From now on, these patients will no longer have to cross the city. Instead, they can walk up to the second floor of the health center.
In addition to treating eye conditions related to diabetes and hypertension, the clinic will also provide other basic needs such as glasses and routine check-ups, clinic director Dr. Mary Kate Sain said. And, thanks to a partnership with the University of Houston College of Optometry, fourth-year college students will rotate into the clinic where they will undergo hands-on training under the supervision of Sain.
“We will serve as an educational institution,” said Sain, who is also a practice teacher at the college. “This way, we’ll be able to provide the most exceptional patient care, but also help (new doctors) learn and train. “
The eye clinic is the first of several additions the health center hopes to offer to create a medical home for some of Tarrant County’s most vulnerable residents, Rodriguez said. Ultimately, the center hopes to be able to offer dental care as well as additional behavioral and mental health services.
The Northside Clinic is the flagship location for Community Health Centers in the North Texas region, the only health center in the county designated as a Federal Qualified Health Center. These centers have received federal funding to provide medical care in areas considered medically underserved. In Tarrant County, the center treats thousands of people who do not have health insurance and have very little or no income. In Tarrant County, about 17% of adults between the ages of 18 and 65 do not have health insurance, according to census data.

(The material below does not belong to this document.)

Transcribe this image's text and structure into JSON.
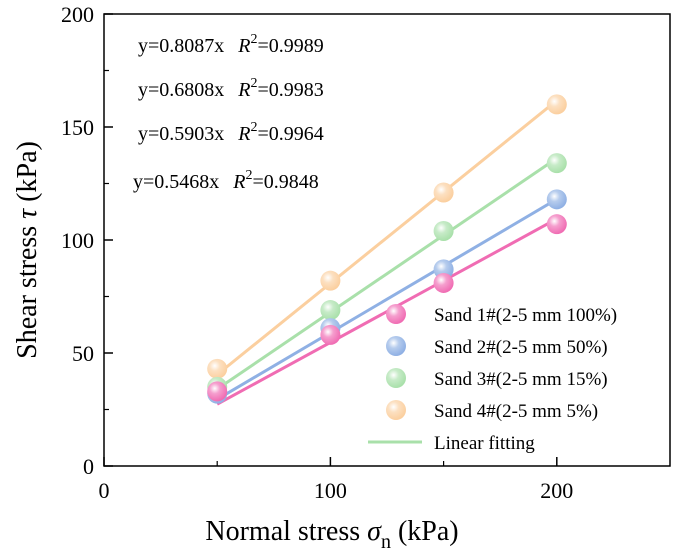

Texas has more residents without health insurance than any other state in the United States
The health center is open to anyone seeking medical care. Last year, the clinic treated over 11,000 patients, with almost all of those patients earning less than 200% of federal poverty guidelines, or about $ 13,000 per year for an individual, according to federal data. The majority of patients at the health center do not have any type of health insurance, according to the data.
The eye clinic was funded with support from the Alcon Foundation, Fort Worth Lighthouse for the Blind, Amon G. Carter Foundation and the Clinicians Association for the Under-Served.
How to get eye care if you don’t have health or eye insurance or if you are underinsured: To visit the Northside Community Health Center Eye Clinic, you must be a current patient at the center. To become a patient and request an appointment, call 817-625-4254 or go online at ntachc.org.
This story was originally published November 10, 2021 1:46 pm.
CORRECTION: An earlier version of this story misstated Dr. Sain’s name. Dr. Mary Kate Sain is the clinic director.